Johnson, the Microsoft security-products vice president, said the company’s $1 billion annual security budget and 3,500 cybersecurity workers allowed it to think about two things that almost no other company can right now: The next big disaster and that the workplace, as we knew it pre-COVID-19, may never be the same again. “Some people will just never come back into the office to work. How do we address that from a security standpoint?” he said.
Cybersecurity has been a bustling marketplace of competing innovation for the past several years. That hasn’t always been navigable by enterprises or consumers and has sometimes led to enterprises getting stuck with the patchwork of systems that Vanderbilt’s researchers found risked patients’ lives. Microsoft’s new role during the pandemic as a benevolent unifier that partners with smaller companies has been good for cybersecurity, some analysts say.

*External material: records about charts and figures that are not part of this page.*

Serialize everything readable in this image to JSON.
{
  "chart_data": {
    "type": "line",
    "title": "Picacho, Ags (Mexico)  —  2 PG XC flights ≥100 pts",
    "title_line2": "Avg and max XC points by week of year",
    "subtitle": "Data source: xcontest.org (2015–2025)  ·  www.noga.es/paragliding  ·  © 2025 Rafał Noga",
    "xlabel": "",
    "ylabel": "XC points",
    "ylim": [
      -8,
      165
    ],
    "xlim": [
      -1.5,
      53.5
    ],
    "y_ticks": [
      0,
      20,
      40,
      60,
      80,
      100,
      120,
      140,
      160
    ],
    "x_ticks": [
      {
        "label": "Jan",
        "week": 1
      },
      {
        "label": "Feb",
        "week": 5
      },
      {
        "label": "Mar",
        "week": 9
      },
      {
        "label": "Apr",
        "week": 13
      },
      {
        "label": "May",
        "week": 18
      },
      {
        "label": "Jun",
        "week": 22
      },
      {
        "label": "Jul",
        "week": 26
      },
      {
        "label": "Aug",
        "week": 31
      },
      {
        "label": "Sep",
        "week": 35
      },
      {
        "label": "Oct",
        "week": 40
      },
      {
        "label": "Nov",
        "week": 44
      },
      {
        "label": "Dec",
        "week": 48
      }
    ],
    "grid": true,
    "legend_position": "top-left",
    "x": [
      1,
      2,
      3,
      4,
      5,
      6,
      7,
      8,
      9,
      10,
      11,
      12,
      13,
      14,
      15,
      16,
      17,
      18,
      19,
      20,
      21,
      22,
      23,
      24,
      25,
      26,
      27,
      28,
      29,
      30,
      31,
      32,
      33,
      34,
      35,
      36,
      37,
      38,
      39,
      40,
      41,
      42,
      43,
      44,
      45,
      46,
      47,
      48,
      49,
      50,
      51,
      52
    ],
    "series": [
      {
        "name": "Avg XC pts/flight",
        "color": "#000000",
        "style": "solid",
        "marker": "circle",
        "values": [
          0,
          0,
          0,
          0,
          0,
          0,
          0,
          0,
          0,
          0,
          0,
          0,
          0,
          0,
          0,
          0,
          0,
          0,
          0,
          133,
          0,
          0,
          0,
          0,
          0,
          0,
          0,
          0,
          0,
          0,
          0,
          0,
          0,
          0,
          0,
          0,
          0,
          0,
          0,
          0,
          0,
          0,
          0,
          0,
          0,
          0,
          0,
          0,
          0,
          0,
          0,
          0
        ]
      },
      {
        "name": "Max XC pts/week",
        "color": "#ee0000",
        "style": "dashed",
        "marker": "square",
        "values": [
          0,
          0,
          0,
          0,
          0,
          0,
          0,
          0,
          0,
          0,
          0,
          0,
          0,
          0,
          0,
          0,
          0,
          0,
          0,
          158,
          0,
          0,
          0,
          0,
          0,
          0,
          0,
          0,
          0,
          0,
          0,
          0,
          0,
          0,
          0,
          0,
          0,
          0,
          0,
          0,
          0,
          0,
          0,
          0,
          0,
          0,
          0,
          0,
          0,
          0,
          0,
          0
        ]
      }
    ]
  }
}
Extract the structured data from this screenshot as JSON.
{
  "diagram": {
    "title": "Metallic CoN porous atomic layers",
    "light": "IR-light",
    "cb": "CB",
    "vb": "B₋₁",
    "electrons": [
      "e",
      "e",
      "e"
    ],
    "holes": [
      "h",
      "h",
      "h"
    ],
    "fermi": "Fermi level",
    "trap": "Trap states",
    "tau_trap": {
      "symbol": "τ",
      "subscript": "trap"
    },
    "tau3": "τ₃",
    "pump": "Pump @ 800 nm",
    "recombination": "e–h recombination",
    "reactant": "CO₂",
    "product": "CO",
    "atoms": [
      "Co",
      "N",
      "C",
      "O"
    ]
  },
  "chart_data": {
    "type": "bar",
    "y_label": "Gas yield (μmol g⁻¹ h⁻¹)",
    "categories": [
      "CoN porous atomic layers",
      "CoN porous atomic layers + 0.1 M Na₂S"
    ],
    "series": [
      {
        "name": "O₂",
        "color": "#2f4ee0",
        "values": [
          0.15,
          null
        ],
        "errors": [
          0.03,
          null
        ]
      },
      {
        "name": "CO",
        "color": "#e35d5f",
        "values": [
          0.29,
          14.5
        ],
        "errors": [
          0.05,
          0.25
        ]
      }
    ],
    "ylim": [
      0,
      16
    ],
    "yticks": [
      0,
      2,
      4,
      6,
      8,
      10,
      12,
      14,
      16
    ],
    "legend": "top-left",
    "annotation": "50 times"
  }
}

But there is a sobering historical note about Microsoft’s culture. Bill Gates and Steve Ballmer, Nadella’s predecessors, were known in their own ways for their willingness to play hardball with friends and foes alike. Could Nadella’s empathetic Microsoft, which rushed to the world’s aid — and into a cybersecurity leadership role — backslide into such tactics again?
Newman, the analyst who cited “Satya Nadella’s Microsoft,” doesn’t think so.
He said: “They have a responsibility to shareholders to make a profit, no doubt. Giving things away doesn’t make sense in perpetuity. But right now, chasing profits doesn’t make sense, either.
“They have just taken on this new role of global leadership in security that maybe no one else could have in this key moment. They’re not going to just run off and leave the healthcare and local municipalities they pledged to help. They see themselves as a leader in security and the COVID economy. They want to be that leader. And they will stay there.”